The problem is compounded by the fact that most portraits are not commissioned by the subject, but rather by a relative or spouse, and their feelings must be taken into account, too.
He recalls one time when "A Lady Somebody wanted a semi-state portrait to hang beside the Gainsborough and Romney in the ancestral hall of her husband, who was to know nothing until the work was complete."
(Portraits are by John Lavery but not the one referred to in this story)
"The day at last arrived and with it the husband. Planting himself in front of the picture with both hands resting on a gold-headed cane, he maintained an ominous silence while his eyes roamed over the canvas."

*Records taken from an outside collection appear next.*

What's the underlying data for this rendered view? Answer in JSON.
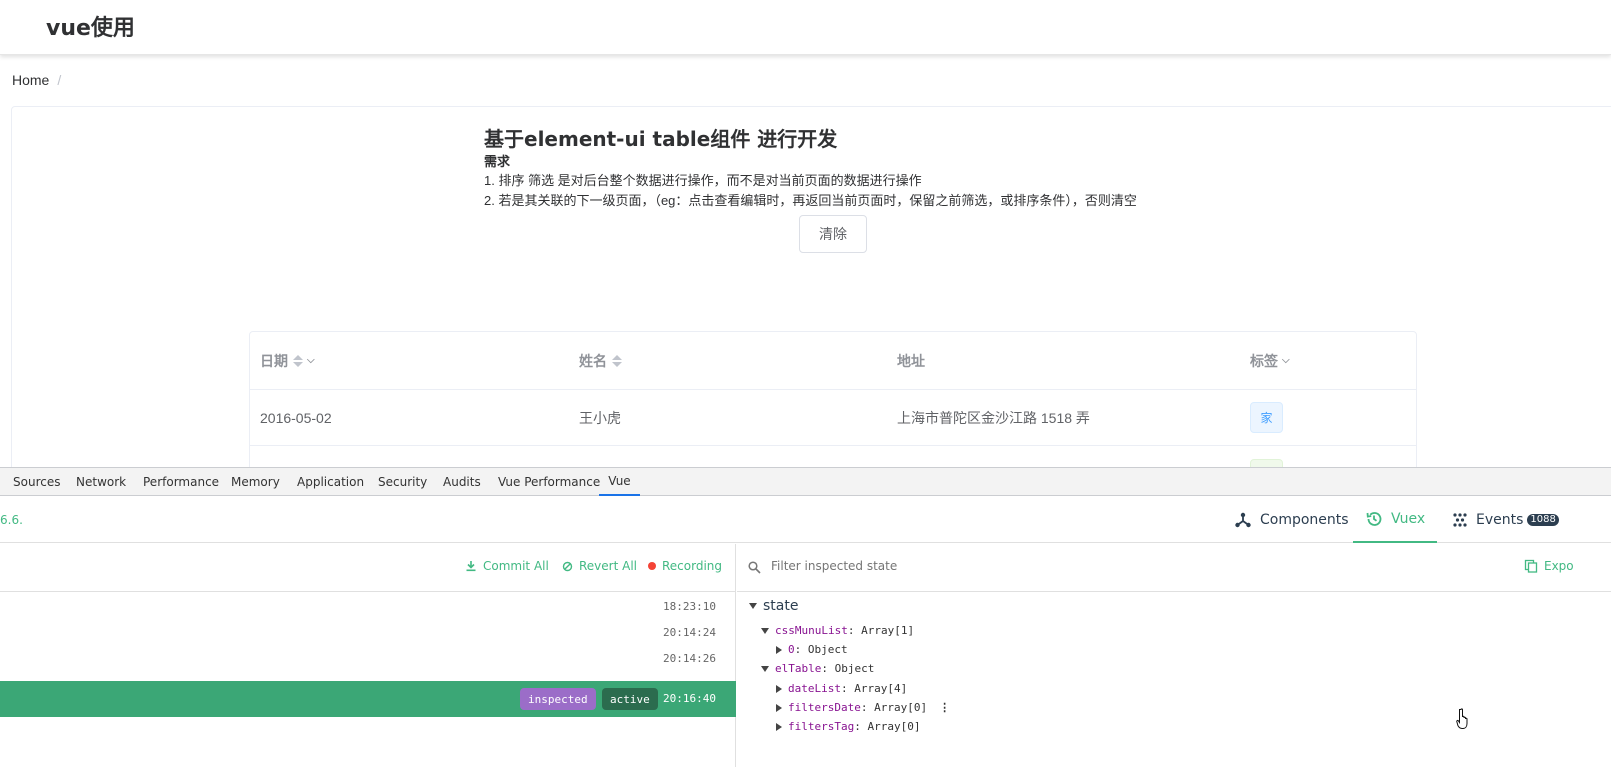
{
  "app": {
    "title": "vue使用",
    "breadcrumb": [
      "Home",
      "/"
    ]
  },
  "intro": {
    "heading": "基于element-ui table组件 进行开发",
    "requirement_label": "需求",
    "line1": "1. 排序 筛选 是对后台整个数据进行操作，而不是对当前页面的数据进行操作",
    "line2": "2. 若是其关联的下一级页面，（eg：点击查看编辑时，再返回当前页面时，保留之前筛选，或排序条件），否则清空",
    "clear_button": "清除"
  },
  "table": {
    "columns": [
      "日期",
      "姓名",
      "地址",
      "标签"
    ],
    "rows": [
      {
        "date": "2016-05-02",
        "name": "王小虎",
        "address": "上海市普陀区金沙江路 1518 弄",
        "tag": "家"
      }
    ]
  },
  "devtools": {
    "tabs": [
      "Sources",
      "Network",
      "Performance",
      "Memory",
      "Application",
      "Security",
      "Audits",
      "Vue Performance",
      "Vue"
    ],
    "active_tab": "Vue",
    "version": "6.6.",
    "vue_tabs": {
      "components": "Components",
      "vuex": "Vuex",
      "events": "Events",
      "events_count": "1088"
    },
    "toolbar": {
      "commit_all": "Commit All",
      "revert_all": "Revert All",
      "recording": "Recording"
    },
    "history": [
      {
        "time": "18:23:10"
      },
      {
        "time": "20:14:24"
      },
      {
        "time": "20:14:26"
      },
      {
        "time": "20:16:40",
        "inspected": "inspected",
        "active": "active"
      }
    ],
    "filter_placeholder": "Filter inspected state",
    "export_label": "Expo",
    "state": {
      "root": "state",
      "rows": [
        {
          "key": "cssMunuList",
          "value": "Array[1]"
        },
        {
          "key": "0",
          "value": "Object"
        },
        {
          "key": "elTable",
          "value": "Object"
        },
        {
          "key": "dateList",
          "value": "Array[4]"
        },
        {
          "key": "filtersDate",
          "value": "Array[0]"
        },
        {
          "key": "filtersTag",
          "value": "Array[0]"
        }
      ]
    }
  },
  "colors": {
    "vue_green": "#42b983",
    "selected_row": "#3ba776",
    "inspected_pill": "#9b6dc8",
    "active_pill": "#2b6c4e",
    "recording_dot": "#f44336"
  }
}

"At last, raising a hand, covering the figure, and concentrating on the head, he spoke. 'I pass the forehead and the eyes. I move my hand downwards: the nose the mouth the chin, them also I pass. I move my hand yet lower: what is this flat-chested modernity that I see? Where is the snowy amplitude of Her Ladyship? No, Sir John Lavery, that does not represent my wife.'"
"Her Ladyship stood by his chair almost in tears, saying, 'I will not have an eighth of an inch added.' I had tried to please both and, of course, had failed."
"Later, I wrote to His Lordship that I felt he was justified in his criticism, and that if he was still in the same mind I would, with his permission, cancel the commission, and that he should take back the very expensive and highly carved frame he had ordered. He accepted."
He painted another portrait over the canvas.
Quoted from The Life of a Painter by Sir John Lavery.